Since Frida and Diego’s relationship was so complex, I’ve long used a scientific metaphor to illustrate their behavior and the efficacy of their pact. (Too often, Frida is depicted as Diego’s “victim”, which takes away her volition and disempowers her.) Diego and Frida can be imagined as binary stars coupled by a profound gravity, which compels them to revolve around each other as they trace their trajectory through the cosmos. Their attraction is equal and opposite. Demonstrably, the forces binding them were stronger than the forces trying to separate them. Astronomer Isabel Hawkins put a cherry on top of the metaphor with a clever pun. She told me, “But, of course, Diego is the “Red giant.”’

http://www.modigliani.org/portrait-of-diego-rivera.jsp

In honor of Diego’s birthday, here is the Amedeo Modigliani portrait of Diego at 28 years of age.

One of the greatest aspects of SFMOMA’s siting of the mural is how low it is, one foot off the floor. As we witnessed, if it had been raised literally an inch higher, it would not have fit in the Roberts Family Gallery. The mural-move team had thought of everything. In my September FOD newsletter, the cover photo is of a young person getting a great view of the mural. Now the Uffizi Museum has lowered some famous art pieces to let the kids get a better look. The fact that the Pan American Unity mural was never installed 14’ high, as originally designed, has been a benefit of the proposed CCSF grand library never being built. If it had been built, I believe that both Timothy Pflueger and Diego Rivera would have been mortified by what they had done to the artwork. The mural is now 81 years old, this past November 29th, and we’ve finally got it sorted out about how to display this masterpiece. Architects who will build the mural’s new CCSF home, recently examined the exemplary museum presentation. SFMOMA saved them a lot of work.

La Nuit des Idees is a world-wide event. On Thursday, January 27, 2022, I’ll be in SFMOMA’s booth at the Night of Ideas “(Re)building together” (at the new KQED studios) with former CCSF docent Vickie Simms to answer questions about the mural. Details to follow.

The issue of historical depiction is influencing the future of murals like the Victor Arnautoff murals at Washington High School. Historical filmmaker Ken Burns has made a very important and eloquent clarification: Being American means reckoning with our violent history.

In celebration of Diego’s 135th birthday, his dream Anahuacalli Museum has reached a milestone with the completion of the surrounding complex.

Frida’s Diego y Yo has set a new price record for a Latin American work of art at a sale at Sotheby’s. However, it is still the murals that comprise the place closest to my heart. Happily, murals in Hawaii by Jean Charlot will be saved and donated to the people of the state.

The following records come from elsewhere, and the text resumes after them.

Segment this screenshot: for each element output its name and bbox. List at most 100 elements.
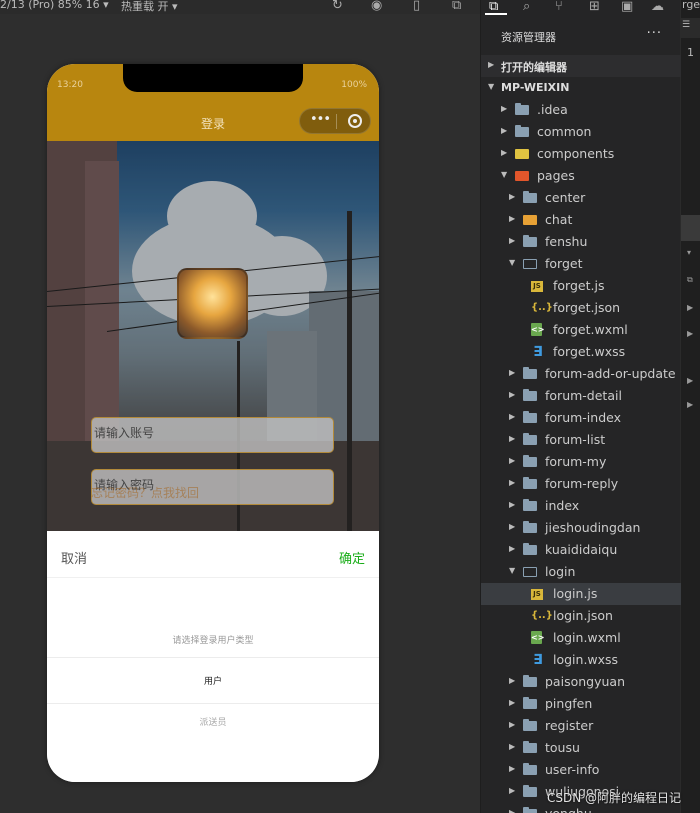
extensions-icon[interactable]: ⊞ (589, 0, 600, 14)
folder-item[interactable]: ▶ jieshoudingdan (481, 517, 681, 539)
folder-item[interactable]: ▶ tousu (481, 737, 681, 759)
file-item[interactable]: {..} forget.json (481, 297, 681, 319)
chevron-right-icon[interactable]: ▶ (501, 126, 507, 135)
phone-icon[interactable]: ▯ (413, 0, 420, 13)
folder-item[interactable]: ▶ user-info (481, 759, 681, 781)
folder-item[interactable]: ▶ forum-reply (481, 473, 681, 495)
folder-icon (523, 697, 537, 709)
chevron-right-icon[interactable]: ▶ (509, 412, 515, 421)
chevron-down-icon[interactable]: ▼ (509, 566, 515, 575)
open-editors-label: 打开的编辑器 (501, 61, 567, 74)
folder-item[interactable]: ▶ fenshu (481, 231, 681, 253)
chevron-right-icon[interactable]: ▶ (509, 676, 515, 685)
chevron-right-icon[interactable]: ▶ (509, 720, 515, 729)
account-input[interactable] (94, 426, 324, 440)
chevron-right-icon[interactable]: ▶ (509, 456, 515, 465)
file-item[interactable]: ∃ login.wxss (481, 649, 681, 671)
chevron-right-icon[interactable]: ▶ (501, 104, 507, 113)
folder-item[interactable]: ▶ paisongyuan (481, 671, 681, 693)
file-item[interactable]: JS forget.js (481, 275, 681, 297)
chevron-down-icon[interactable]: ▼ (501, 170, 507, 179)
folder-item[interactable]: ▶ forum-my (481, 451, 681, 473)
chevron-right-icon[interactable]: ▶ (501, 148, 507, 157)
folder-item[interactable]: ▶ center (481, 187, 681, 209)
chevron-right-icon[interactable]: ▶ (509, 544, 515, 553)
folder-item[interactable]: ▶ forum-index (481, 407, 681, 429)
forgot-password-link[interactable]: 忘记密码？点我找回 (91, 484, 199, 501)
tree-item-label: fenshu (545, 234, 588, 249)
chevron-right-icon[interactable]: ▶ (687, 376, 693, 385)
folder-item[interactable]: ▶ forum-list (481, 429, 681, 451)
explorer-more-button[interactable]: ··· (647, 26, 662, 41)
open-editors-section[interactable]: ▶ 打开的编辑器 (481, 55, 681, 77)
folder-item[interactable]: ▼ forget (481, 253, 681, 275)
picker-confirm-button[interactable]: 确定 (339, 548, 365, 567)
refresh-icon[interactable]: ↻ (332, 0, 343, 13)
chevron-right-icon[interactable]: ▶ (509, 742, 515, 751)
components-folder-icon (515, 149, 529, 159)
files-icon[interactable]: ⧉ (489, 0, 498, 14)
folder-item[interactable]: ▶ common (481, 121, 681, 143)
folder-icon (523, 543, 537, 555)
project-label: MP-WEIXIN (501, 81, 570, 94)
folder-item[interactable]: ▶ pingfen (481, 693, 681, 715)
chevron-right-icon[interactable]: ▶ (509, 192, 515, 201)
more-icon[interactable]: ••• (310, 112, 331, 127)
panel-icon[interactable]: ⧉ (687, 275, 693, 285)
folder-item[interactable]: ▶ index (481, 495, 681, 517)
file-item[interactable]: ∃ forget.wxss (481, 341, 681, 363)
chevron-right-icon[interactable]: ▶ (509, 214, 515, 223)
picker-option-user[interactable]: 用户 (47, 674, 379, 687)
account-field[interactable] (91, 417, 334, 453)
chevron-down-icon[interactable]: ▼ (509, 258, 515, 267)
chevron-right-icon[interactable]: ▶ (509, 764, 515, 773)
chevron-right-icon[interactable]: ▶ (509, 368, 515, 377)
chevron-right-icon[interactable]: ▶ (509, 698, 515, 707)
folder-item[interactable]: ▶ components (481, 143, 681, 165)
chevron-right-icon[interactable]: ▶ (509, 808, 515, 813)
device-selector[interactable]: 2/13 (Pro) 85% 16 ▾ (0, 0, 109, 11)
chevron-right-icon[interactable]: ▶ (509, 522, 515, 531)
project-section[interactable]: ▼ MP-WEIXIN (481, 77, 681, 99)
folder-item[interactable]: ▶ forum-add-or-update (481, 363, 681, 385)
hot-reload-toggle[interactable]: 热重载 开 ▾ (121, 0, 178, 14)
tree-item-label: .idea (537, 102, 568, 117)
folder-item[interactable]: ▶ forum-detail (481, 385, 681, 407)
file-item[interactable]: JS login.js (481, 583, 681, 605)
chevron-right-icon[interactable]: ▶ (687, 303, 693, 312)
tree-item-label: login.json (553, 608, 613, 623)
chevron-right-icon[interactable]: ▶ (509, 786, 515, 795)
search-icon[interactable]: ⌕ (523, 0, 530, 14)
chevron-right-icon[interactable]: ▶ (509, 434, 515, 443)
chevron-right-icon[interactable]: ▶ (687, 329, 693, 338)
folder-item[interactable]: ▶ register (481, 715, 681, 737)
folder-item[interactable]: ▼ pages (481, 165, 681, 187)
file-item[interactable]: <> forget.wxml (481, 319, 681, 341)
file-item[interactable]: <> login.wxml (481, 627, 681, 649)
file-item[interactable]: {..} login.json (481, 605, 681, 627)
activity-tabs: ⧉ ⌕ ⑂ ⊞ ▣ ☁ (481, 0, 681, 15)
window-icon[interactable]: ⧉ (452, 0, 461, 13)
tree-item-label: register (545, 718, 594, 733)
picker-cancel-button[interactable]: 取消 (61, 548, 87, 567)
folder-item[interactable]: ▼ login (481, 561, 681, 583)
dropdown-icon[interactable]: ▾ (687, 248, 691, 257)
folder-item[interactable]: ▶ kuaididaiqu (481, 539, 681, 561)
docker-icon[interactable]: ☁ (651, 0, 664, 14)
source-control-icon[interactable]: ⑂ (555, 0, 563, 14)
chevron-right-icon[interactable]: ▶ (509, 500, 515, 509)
folder-item[interactable]: ▶ chat (481, 209, 681, 231)
chevron-right-icon[interactable]: ▶ (509, 236, 515, 245)
picker-selection-line (47, 703, 379, 704)
chevron-right-icon[interactable]: ▶ (509, 478, 515, 487)
stop-icon[interactable]: ◉ (371, 0, 382, 13)
picker-option-courier[interactable]: 派送员 (47, 715, 379, 728)
close-capsule-icon[interactable] (348, 114, 362, 128)
folder-item[interactable]: ▶ .idea (481, 99, 681, 121)
editor-tab-fragment[interactable]: rge (682, 0, 700, 11)
chevron-right-icon[interactable]: ▶ (509, 390, 515, 399)
tree-item-label: pingfen (545, 696, 593, 711)
chevron-right-icon[interactable]: ▶ (687, 400, 693, 409)
save-icon[interactable]: ▣ (621, 0, 633, 14)
tree-item-label: kuaididaiqu (545, 542, 618, 557)
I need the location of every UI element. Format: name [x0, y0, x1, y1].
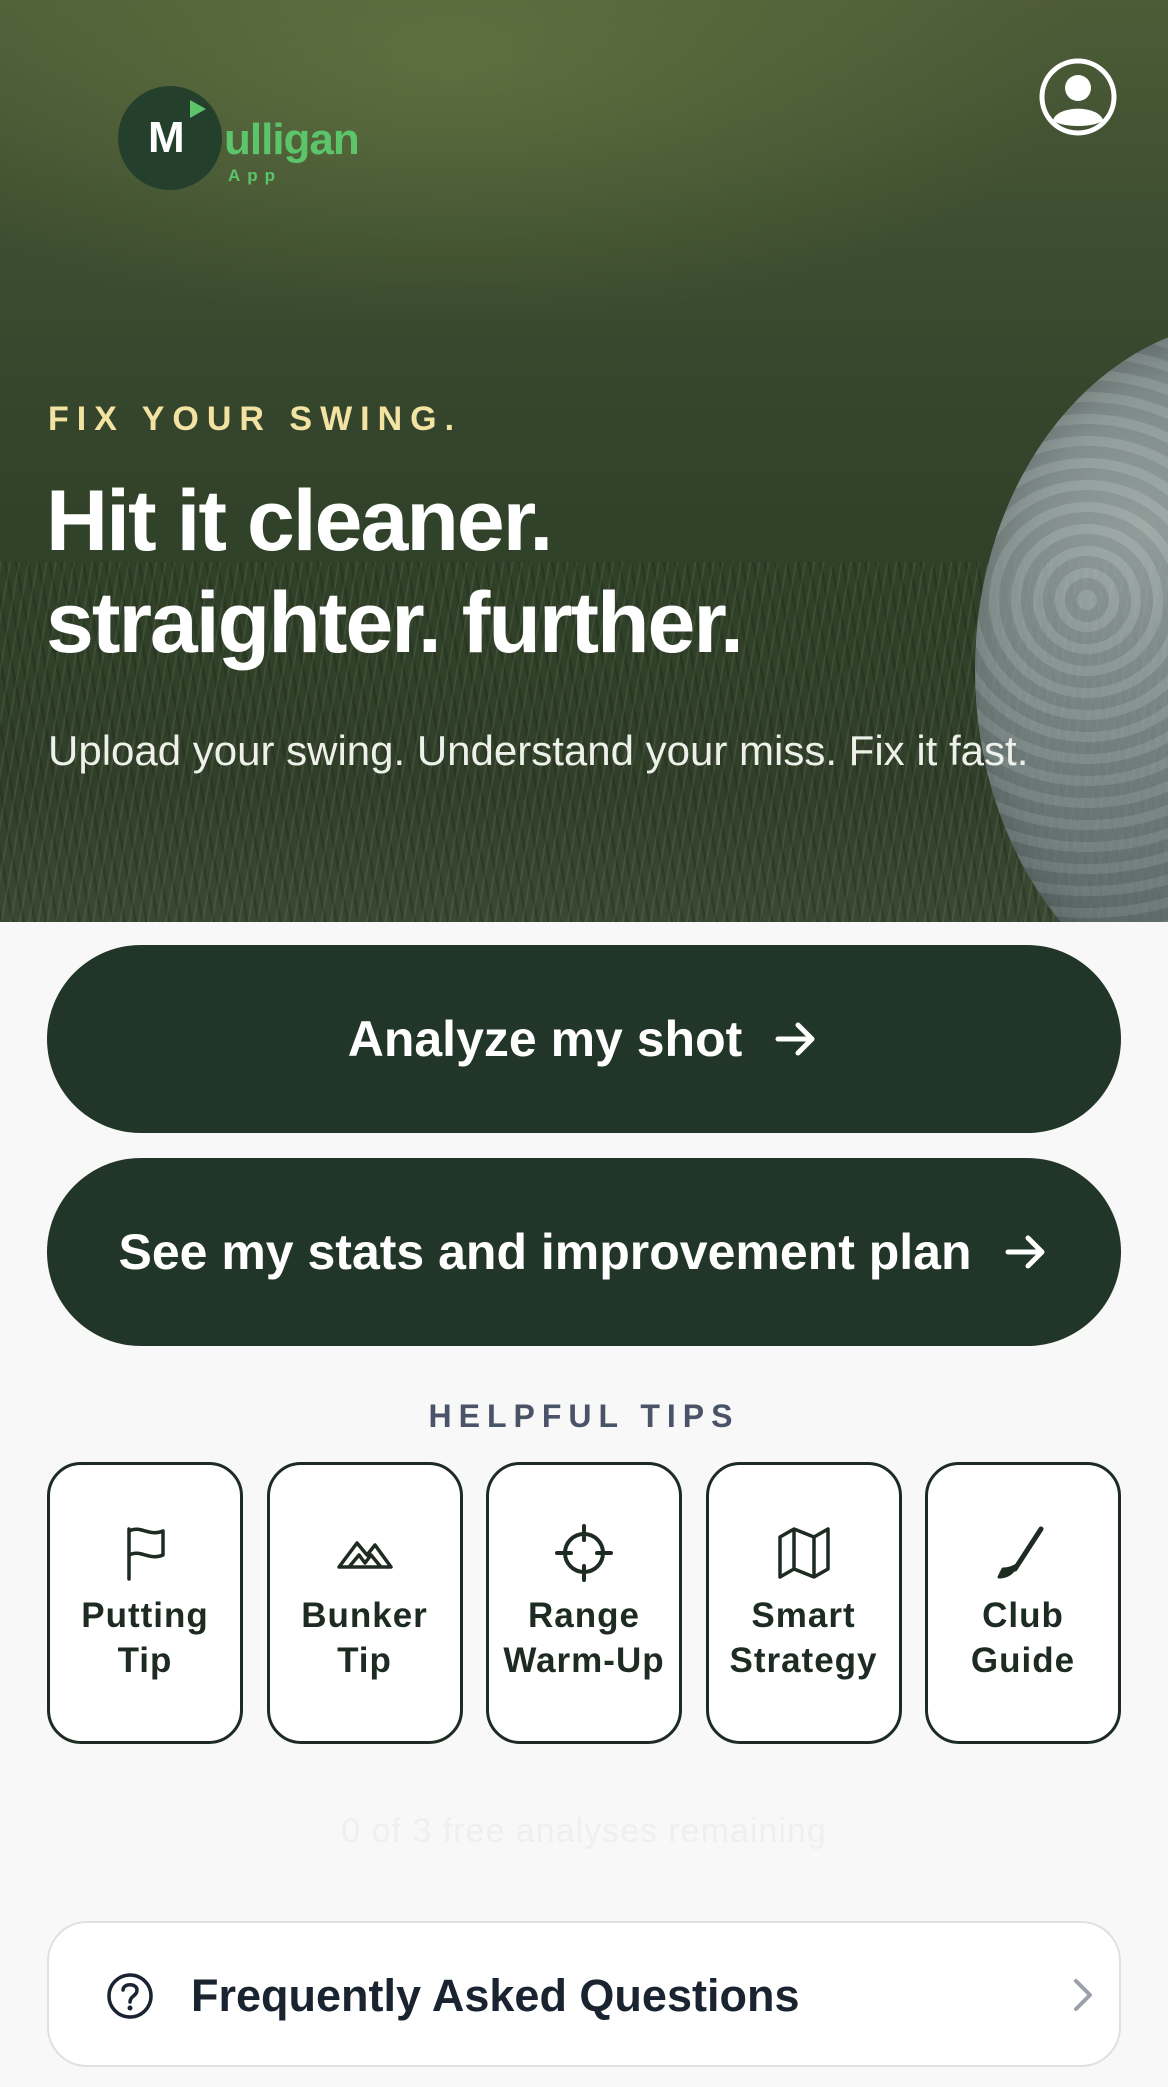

As we continue to document the mural, one item still requires analysis. The 1-1/4” metal angle which forms the perimeter dam for the fresco plaster is of unknown composition. We know it is non-ferrous because it doesn’t attract a magnet. Was a special alloy used to ensure it didn’t react with the lime-rich fresco plaster? The tools available to analyze paintings keep proliferating and many had already been used in our mural work. The proposed technique to be used in México on a sample of the angle will likely be x-ray spectrophotometry. Every bit of information we can glean is our gift to future stewards of the mural.